In a way, this passage from Mark is speaking about what we today call ‘status anxiety’. The concern we have to achieve a certain position and recognition in a group is what is referred to as ‘status anxiety’ and it is a secular translation of what used to be a common feature of society; namely, ‘salvation anxiety’. James and John are here fusing these two ideas into one and demanding from Jesus that their place in the kingdom is the highest one. Matthew 20: 20 in his account of this episode has the mother of James and John make this request on their behalf, perhaps to soften the glaring contradiction in the disciples between their call and response to Jesus. It is a clear example of the fact that the disciples of Jesus are ordinary, very ordinary people whose journey of learning just what it means to be a disciple of Jesus goes through a great deal of misunderstanding. They seem to be acting in this passage as if Jesus is a worldly messiah who picks his favourites for the top jobs. They have not grasped the great reversal that the kingdom of God entails. This reversal is one which substitutes tyranny and lordship for humility and service in those called to the kingdom of heaven.

At the heart of most of these kinds of anxiety displayed by James and John is the desire to be loved, which is the deepest form of recognition that we experience as human beings. We are born with a hunger to be recognized that displays itself in a great deal of the behaviour of children in families with all kinds of sibling rivalries playing themselves out in families. This behaviour accompanies us in life as we grow up and it can lead to a great deal of pain and suffering as we attempt to acquire the recognition we seek in all kinds of unhealthy behaviour patterns and instrumentalized relationships. This is why fundamental for the disciple of Jesus is to grow in the knowledge that we are loved just as we are. We do not need to perform for this recognition it is given to us freely by God and our task as disciples is to live lives of service which reflect this self-same love of God back to God through lives of service.

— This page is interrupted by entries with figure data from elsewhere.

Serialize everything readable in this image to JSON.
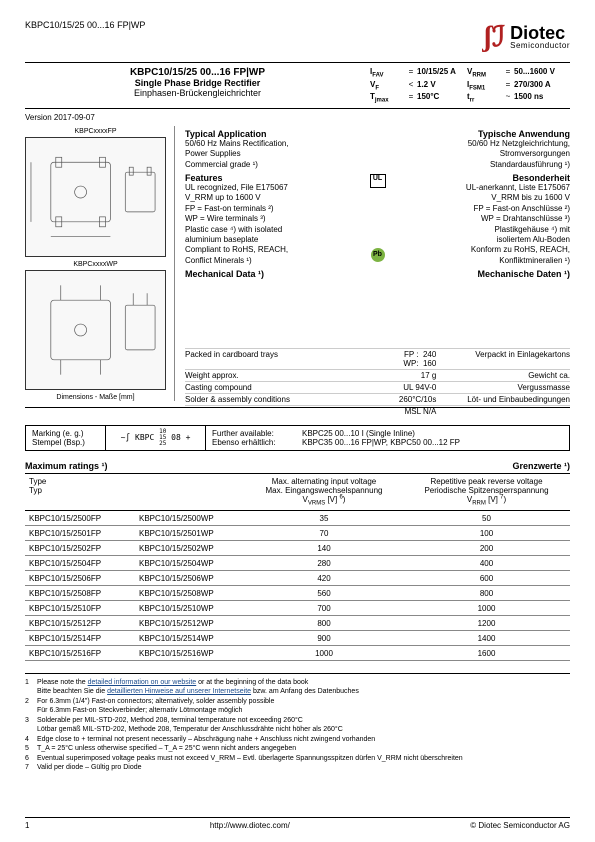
{
  "header": {
    "part_top": "KBPC10/15/25 00...16 FP|WP",
    "logo_main": "Diotec",
    "logo_sub": "Semiconductor"
  },
  "title": {
    "main": "KBPC10/15/25 00...16 FP|WP",
    "sub_en": "Single Phase Bridge Rectifier",
    "sub_de": "Einphasen-Brückengleichrichter",
    "params": [
      {
        "s": "I",
        "sub": "FAV",
        "op": "=",
        "v": "10/15/25 A",
        "s2": "V",
        "sub2": "RRM",
        "op2": "=",
        "v2": "50...1600 V"
      },
      {
        "s": "V",
        "sub": "F",
        "op": "<",
        "v": "1.2 V",
        "s2": "I",
        "sub2": "FSM1",
        "op2": "=",
        "v2": "270/300 A"
      },
      {
        "s": "T",
        "sub": "jmax",
        "op": "=",
        "v": "150°C",
        "s2": "t",
        "sub2": "rr",
        "op2": "~",
        "v2": "1500 ns"
      }
    ]
  },
  "version": "Version 2017-09-07",
  "diagrams": {
    "label_fp": "KBPCxxxxFP",
    "label_wp": "KBPCxxxxWP",
    "dim": "Dimensions - Maße [mm]"
  },
  "app": {
    "head_en": "Typical Application",
    "lines_en": [
      "50/60 Hz Mains Rectification,",
      "Power Supplies",
      "Commercial grade ¹)"
    ],
    "head_de": "Typische Anwendung",
    "lines_de": [
      "50/60 Hz Netzgleichrichtung,",
      "Stromversorgungen",
      "Standardausführung ¹)"
    ]
  },
  "feat": {
    "head_en": "Features",
    "lines_en": [
      "UL recognized, File E175067",
      "V_RRM up to 1600 V",
      "FP = Fast-on terminals ²)",
      "WP = Wire terminals ³)",
      "Plastic case ⁴) with isolated",
      "aluminium baseplate",
      "Compliant to RoHS, REACH,",
      "Conflict Minerals ¹)"
    ],
    "head_de": "Besonderheit",
    "lines_de": [
      "UL-anerkannt, Liste E175067",
      "V_RRM bis zu 1600 V",
      "FP = Fast-on Anschlüsse ²)",
      "WP = Drahtanschlüsse ³)",
      "Plastikgehäuse ⁴) mit",
      "isoliertem Alu-Boden",
      "Konform zu RoHS, REACH,",
      "Konfliktmineralien ¹)"
    ]
  },
  "mech": {
    "head_en": "Mechanical Data ¹)",
    "head_de": "Mechanische Daten ¹)",
    "rows": [
      {
        "en": "Packed in cardboard trays",
        "mid": "FP :  240\nWP:  160",
        "de": "Verpackt in Einlagekartons"
      },
      {
        "en": "Weight approx.",
        "mid": "17 g",
        "de": "Gewicht ca."
      },
      {
        "en": "Casting compound",
        "mid": "UL 94V-0",
        "de": "Vergussmasse"
      },
      {
        "en": "Solder & assembly conditions",
        "mid": "260°C/10s",
        "de": "Löt- und Einbaubedingungen"
      },
      {
        "en": "",
        "mid": "MSL N/A",
        "de": ""
      }
    ]
  },
  "marking": {
    "l1_en": "Marking (e. g.)",
    "l1_de": "Stempel (Bsp.)",
    "stamp": "~∫ KBPC 10 08 +",
    "stamp_mid": "15",
    "stamp_bot": "25",
    "avail_en": "Further available:",
    "avail_de": "Ebenso erhältlich:",
    "avail_v1": "KBPC25 00...10 I (Single Inline)",
    "avail_v2": "KBPC35 00...16 FP|WP, KBPC50 00...12 FP"
  },
  "ratings": {
    "head_en": "Maximum ratings ¹)",
    "head_de": "Grenzwerte ¹)",
    "col_type_en": "Type",
    "col_type_de": "Typ",
    "col2_en": "Max. alternating input voltage",
    "col2_de": "Max. Eingangswechselspannung",
    "col2_sym": "V_VRMS [V] ⁶)",
    "col3_en": "Repetitive peak reverse voltage",
    "col3_de": "Periodische Spitzensperrspannung",
    "col3_sym": "V_RRM [V] ⁷)",
    "rows": [
      {
        "a": "KBPC10/15/2500FP",
        "b": "KBPC10/15/2500WP",
        "v1": "35",
        "v2": "50"
      },
      {
        "a": "KBPC10/15/2501FP",
        "b": "KBPC10/15/2501WP",
        "v1": "70",
        "v2": "100"
      },
      {
        "a": "KBPC10/15/2502FP",
        "b": "KBPC10/15/2502WP",
        "v1": "140",
        "v2": "200"
      },
      {
        "a": "KBPC10/15/2504FP",
        "b": "KBPC10/15/2504WP",
        "v1": "280",
        "v2": "400"
      },
      {
        "a": "KBPC10/15/2506FP",
        "b": "KBPC10/15/2506WP",
        "v1": "420",
        "v2": "600"
      },
      {
        "a": "KBPC10/15/2508FP",
        "b": "KBPC10/15/2508WP",
        "v1": "560",
        "v2": "800"
      },
      {
        "a": "KBPC10/15/2510FP",
        "b": "KBPC10/15/2510WP",
        "v1": "700",
        "v2": "1000"
      },
      {
        "a": "KBPC10/15/2512FP",
        "b": "KBPC10/15/2512WP",
        "v1": "800",
        "v2": "1200"
      },
      {
        "a": "KBPC10/15/2514FP",
        "b": "KBPC10/15/2514WP",
        "v1": "900",
        "v2": "1400"
      },
      {
        "a": "KBPC10/15/2516FP",
        "b": "KBPC10/15/2516WP",
        "v1": "1000",
        "v2": "1600"
      }
    ]
  },
  "footnotes": [
    {
      "n": "1",
      "en": "Please note the detailed information on our website or at the beginning of the data book",
      "de": "Bitte beachten Sie die detaillierten Hinweise auf unserer Internetseite bzw. am Anfang des Datenbuches"
    },
    {
      "n": "2",
      "en": "For 6.3mm (1/4\") Fast-on connectors; alternatively, solder assembly possible",
      "de": "Für 6.3mm Fast-on Steckverbinder; alternativ Lötmontage möglich"
    },
    {
      "n": "3",
      "en": "Solderable per MIL-STD-202, Method 208, terminal temperature not exceeding 260°C",
      "de": "Lötbar gemäß MIL-STD-202, Methode 208, Temperatur der Anschlussdrähte nicht höher als 260°C"
    },
    {
      "n": "4",
      "en": "Edge close to + terminal not present necessarily – Abschrägung nahe + Anschluss nicht zwingend vorhanden",
      "de": ""
    },
    {
      "n": "5",
      "en": "T_A = 25°C unless otherwise specified – T_A = 25°C wenn nicht anders angegeben",
      "de": ""
    },
    {
      "n": "6",
      "en": "Eventual superimposed voltage peaks must not exceed V_RRM – Evtl. überlagerte Spannungsspitzen dürfen V_RRM nicht überschreiten",
      "de": ""
    },
    {
      "n": "7",
      "en": "Valid per diode – Gültig pro Diode",
      "de": ""
    }
  ],
  "footer": {
    "page": "1",
    "url": "http://www.diotec.com/",
    "copy": "© Diotec Semiconductor AG"
  }
}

So, the anxiety that is in us to be recognized and to be loved is there for a reason. It is so that we learn to realize that only in God is this desire truly satisfied. We are programmed, you might say, to find our way back home through following this infinite desire in us. As we try and satiate it in a myriad of different ways, we gradually learn that it is only possible to do so through love of God and service of one another. When our desire for recognition is so oriented, then it becomes embodied in a life of discipleship. Jesus is thus instructing James and John in this transformation of our desires through this passage and it will be a lesson that the disciples will only properly learn by going on the journey with Jesus through his suffering and death. Once they experience the resurrection of Jesus, then they will truly understand what this transformation was all about. It was the way in which Jesus was teaching the disciples what it means to enter the kingdom of heaven, both here on earth and in the life to come. So, rather than a life-negating strategy as it has sometimes been depicted by thinkers such as Friedrich Nietzsche, for example, this life of service is actually the way in which we truly reach our potential as sons and daughters of God, made for the kingdom.

Understanding this exchange between the disciples and Jesus allows a transformation of the question posed by James and John. Rather than telling Jesus what we want him to do for us, we should aim to live a life which embodies an answer to the question of what Jesus wants us to do for him: love of God and service of one another.

In the name of the Father and of the Son and of the Holy Spirit. Amen.